Namur La Ville et les riverains espèrent une victoire.

Le projet d’un centre de traitement de déchets défendu par la société Janus (qui rassemble des intérêts financiers chinois, taïwanais et belges), à quelques encablures à peine du pont de Seilles et donc très proche du centre-ville, revient sur le devant de la scène. Suite à l’introduction d’un recours en annulation auprès du Conseil d’État par la Ville d’Andenne, l’auditeur vient de remettre son rapport. Qui n’est pas favorable au projet. Ce qui ne manque pas de réjouir la Ville et des habitants qui étaient montés au créneau pour s’opposer à une telle infrastructure en l’endroit.

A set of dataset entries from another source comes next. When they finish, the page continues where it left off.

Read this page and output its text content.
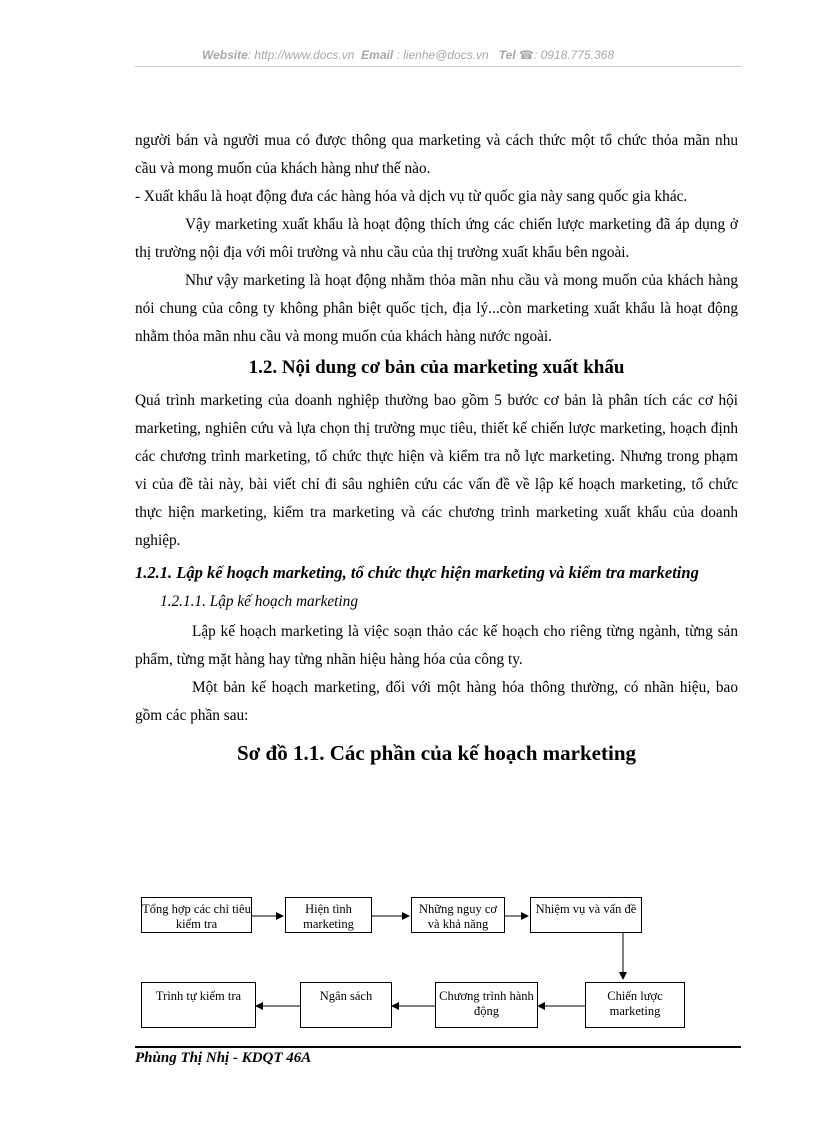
Website: http://www.docs.vn Email : lienhe@docs.vn Tel ☎: 0918.775.368

người bán và người mua có được thông qua marketing và cách thức một tổ chức thỏa mãn nhu cầu và mong muốn của khách hàng như thế nào.

- Xuất khẩu là hoạt động đưa các hàng hóa và dịch vụ từ quốc gia này sang quốc gia khác.

Vậy marketing xuất khẩu là hoạt động thích ứng các chiến lược marketing đã áp dụng ở thị trường nội địa với môi trường và nhu cầu của thị trường xuất khẩu bên ngoài.

Như vậy marketing là hoạt động nhằm thỏa mãn nhu cầu và mong muốn của khách hàng nói chung của công ty không phân biệt quốc tịch, địa lý...còn marketing xuất khẩu là hoạt động nhằm thỏa mãn nhu cầu và mong muốn của khách hàng nước ngoài.

1.2. Nội dung cơ bản của marketing xuất khẩu

Quá trình marketing của doanh nghiệp thường bao gồm 5 bước cơ bản là phân tích các cơ hội marketing, nghiên cứu và lựa chọn thị trường mục tiêu, thiết kế chiến lược marketing, hoạch định các chương trình marketing, tổ chức thực hiện và kiểm tra nỗ lực marketing. Nhưng trong phạm vi của đề tài này, bài viết chỉ đi sâu nghiên cứu các vấn đề về lập kế hoạch marketing, tổ chức thực hiện marketing, kiểm tra marketing và các chương trình marketing xuất khẩu của doanh nghiệp.

1.2.1. Lập kế hoạch marketing, tổ chức thực hiện marketing và kiểm tra marketing
1.2.1.1. Lập kế hoạch marketing

Lập kế hoạch marketing là việc soạn thảo các kế hoạch cho riêng từng ngành, từng sản phẩm, từng mặt hàng hay từng nhãn hiệu hàng hóa của công ty.

Một bản kế hoạch marketing, đối với một hàng hóa thông thường, có nhãn hiệu, bao gồm các phần sau:

Sơ đồ 1.1. Các phần của kế hoạch marketing
Tổng hợp các chỉ tiêu kiểm tra
Hiện tình marketing
Những nguy cơ và khả năng
Nhiệm vụ và vấn đề
Chiến lược marketing
Chương trình hành động
Ngân sách
Trình tự kiểm tra
Phùng Thị Nhị - KDQT 46A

Attention, le dossier n’est pas clos, le Conseil d’État doit encore statuer sur la suspension, et ultérieurement encore sur le fond, mais on sait aussi que dans une large majorité des cas, il suit l’avis de l’auditeur. "Quatre hectares de terrains situés en zone industrielle, face au magnifique bâtiment de l’AIEG rue des Marais, ont été concédés par le port autonome à l’entreprise Janus, rappelle Claude Eerdekens. La volonté du port était de permettre sur ce site assaini par la Spaque, c’est-à-dire par la Région wallonne, à un coût de 3 millions d’euros, l’implantation en plein cœur de notre ville d’un centre de traitement de déchets non ferreux et autres, et ce à proximité du pont. L’enquête publique a suscité, de façon légitime, un tollé de la part de la population. Il y a deux ans, soit en date du 30 septembre 2016, le collège a émis un avis très défavorable sur ce projet. Malheureusement, en date du 22 décembre 2016, les fonctionnaires technique et délégué ont délivré le permis unique à l’entreprise Janus."

La Ville a bien introduit un recours auprès du gouvernement wallon, mais les permis (d’une durée de 20 ans pour le permis d’environnement, d’une durée illimitée pour le permis d’urbanisme) ont été confirmés par le ministre Di Antonio. C’est en apprenant que Janus avait l’intention d’entamer les travaux que la Ville a saisi le Conseil d’État, avec requête en suspension, le 2 juillet dernier. Suite au prochain épisode : le dossier sera plaidé devant le Conseil d’État le 15 octobre prochain, sur base de l’avis de l’auditeur qui propose de suspendre les travaux tant que le même Conseil d’État n’a pas tranché sur le fond, soit l’annulation ou non des permis.